Led by a freshman quarterback from Tallahassee in B.J. Daniels, who was making his first career start, South Florida came into Doak Campbell Stadium on the final Saturday in September back in 2009, took a shutout into the final quarter and left with a 17-7 victory. The No. 18 Seminoles hurt themselves with busted coverages and untimely miscues in the defeat, but the Bulls being able to earn the victory wasn’t in reality all that shocking. It did however, serve as a low-point for a program that was once one of the five best in the country on a perennial basis.
During the final four years of the legend Bobby Bowden’s career, the Seminoles were arguably the third best team in the state, but not behind Florida and Miami — behind Florida and South Florida. While FSU finished 7-6 three times in that 4-year span from 2006-09, Florida won three BCS bowls and a pair of national championships and even USF made more noise nationally.
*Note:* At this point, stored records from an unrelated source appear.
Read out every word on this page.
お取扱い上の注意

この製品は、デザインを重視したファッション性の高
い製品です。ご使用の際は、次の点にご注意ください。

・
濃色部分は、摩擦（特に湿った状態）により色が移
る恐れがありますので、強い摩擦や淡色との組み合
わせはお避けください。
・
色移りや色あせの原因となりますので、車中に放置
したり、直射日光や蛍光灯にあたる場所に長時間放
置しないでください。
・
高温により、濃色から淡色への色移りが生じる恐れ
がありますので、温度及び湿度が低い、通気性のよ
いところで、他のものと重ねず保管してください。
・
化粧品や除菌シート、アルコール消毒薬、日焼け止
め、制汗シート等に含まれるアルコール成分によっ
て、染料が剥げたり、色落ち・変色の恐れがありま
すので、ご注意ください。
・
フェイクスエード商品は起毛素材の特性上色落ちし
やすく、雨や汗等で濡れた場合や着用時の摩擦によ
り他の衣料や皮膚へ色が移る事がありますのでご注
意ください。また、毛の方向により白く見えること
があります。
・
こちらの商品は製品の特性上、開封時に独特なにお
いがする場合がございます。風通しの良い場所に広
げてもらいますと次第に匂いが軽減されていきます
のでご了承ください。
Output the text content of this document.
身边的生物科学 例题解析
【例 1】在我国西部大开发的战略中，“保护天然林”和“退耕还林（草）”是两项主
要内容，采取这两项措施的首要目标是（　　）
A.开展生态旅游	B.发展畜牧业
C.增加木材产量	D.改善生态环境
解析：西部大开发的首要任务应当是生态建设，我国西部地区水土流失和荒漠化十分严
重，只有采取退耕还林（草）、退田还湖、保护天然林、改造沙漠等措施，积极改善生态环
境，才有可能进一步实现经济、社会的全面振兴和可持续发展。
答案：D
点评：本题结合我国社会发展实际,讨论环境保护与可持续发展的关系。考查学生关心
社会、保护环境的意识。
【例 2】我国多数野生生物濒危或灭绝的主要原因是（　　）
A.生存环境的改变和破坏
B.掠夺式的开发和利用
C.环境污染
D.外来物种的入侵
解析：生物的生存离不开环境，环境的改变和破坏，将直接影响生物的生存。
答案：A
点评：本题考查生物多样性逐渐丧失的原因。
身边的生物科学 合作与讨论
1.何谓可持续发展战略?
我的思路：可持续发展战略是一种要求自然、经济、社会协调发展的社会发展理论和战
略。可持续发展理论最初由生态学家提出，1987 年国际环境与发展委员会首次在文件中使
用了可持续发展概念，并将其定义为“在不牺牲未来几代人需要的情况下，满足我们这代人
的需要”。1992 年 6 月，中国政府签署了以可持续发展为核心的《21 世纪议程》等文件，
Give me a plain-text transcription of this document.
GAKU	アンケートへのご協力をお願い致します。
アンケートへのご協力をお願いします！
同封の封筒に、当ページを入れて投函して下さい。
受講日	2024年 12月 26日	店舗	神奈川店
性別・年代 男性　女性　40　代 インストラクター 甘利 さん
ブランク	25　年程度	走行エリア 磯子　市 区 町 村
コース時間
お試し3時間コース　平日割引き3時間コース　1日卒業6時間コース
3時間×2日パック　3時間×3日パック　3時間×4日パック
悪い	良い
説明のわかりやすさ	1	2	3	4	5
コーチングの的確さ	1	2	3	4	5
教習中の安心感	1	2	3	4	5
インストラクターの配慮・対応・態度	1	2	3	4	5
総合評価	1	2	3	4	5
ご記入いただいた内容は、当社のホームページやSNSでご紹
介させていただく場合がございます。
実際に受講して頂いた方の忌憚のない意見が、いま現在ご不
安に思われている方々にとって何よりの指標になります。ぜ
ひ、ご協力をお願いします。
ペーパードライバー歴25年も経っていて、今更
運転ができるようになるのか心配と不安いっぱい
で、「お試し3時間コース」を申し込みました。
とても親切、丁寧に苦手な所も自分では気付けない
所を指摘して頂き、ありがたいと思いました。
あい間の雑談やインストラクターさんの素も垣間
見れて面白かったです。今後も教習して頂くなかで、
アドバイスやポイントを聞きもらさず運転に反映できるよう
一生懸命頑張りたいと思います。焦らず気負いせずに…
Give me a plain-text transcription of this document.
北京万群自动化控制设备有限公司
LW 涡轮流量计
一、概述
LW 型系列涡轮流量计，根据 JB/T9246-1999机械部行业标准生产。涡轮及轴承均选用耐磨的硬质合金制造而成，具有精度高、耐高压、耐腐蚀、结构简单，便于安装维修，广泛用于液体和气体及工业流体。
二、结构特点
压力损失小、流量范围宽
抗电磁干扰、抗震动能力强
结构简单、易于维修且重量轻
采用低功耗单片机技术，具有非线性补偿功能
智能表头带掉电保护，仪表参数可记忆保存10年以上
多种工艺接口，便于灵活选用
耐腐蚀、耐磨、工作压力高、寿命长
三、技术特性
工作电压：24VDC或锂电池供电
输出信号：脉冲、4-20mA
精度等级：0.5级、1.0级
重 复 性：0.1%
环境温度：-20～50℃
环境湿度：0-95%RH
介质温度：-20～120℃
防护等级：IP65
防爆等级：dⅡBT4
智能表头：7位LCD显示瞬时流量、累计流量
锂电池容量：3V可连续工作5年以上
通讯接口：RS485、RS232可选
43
At a time where Florida State was just fighting to keep streaks of winning seasons alive, South Florida was collecting marquee victories over top-25 teams like West Virginia, Auburn and Kansas. In 2007, USF ascended to a No. 2 national ranking by mid-October. From 2006-09, the Seminoles never ranked higher than 15th past the month of September.
Much has changed since that late September contest in 2009. Florida State has won three consecutive ACC titles with a national championship sandwiched in between and is working on its fifth 10-win season in six years.
Meanwhile, USF has won just 10 total games since 2012 and none by more than a single score against an FBS opponent. South Florida is on its third head coach. After firing program patriarch Jim Leavitt for inappropriate action toward a player, the Bulls replaced his successor Skip Holtz with Willie Taggart, who managed to go just 6-18 in his first two seasons in Tampa. While the Seminoles have returned to national prominence, the Bulls have quickly become irrelevant in a conference that is no longer considered a major one.
[table id=5 /]The idea of South Florida beating the Seminoles now is a laughable one, but on September 26th, 2009, the only folks laughing were wearing green and gold — not garnet and gold. At the time, the 10-point Bulls’ victory looked to be a showdown between a team whose best football days were still ahead and one whose glory years were long gone. What a difference six years can make.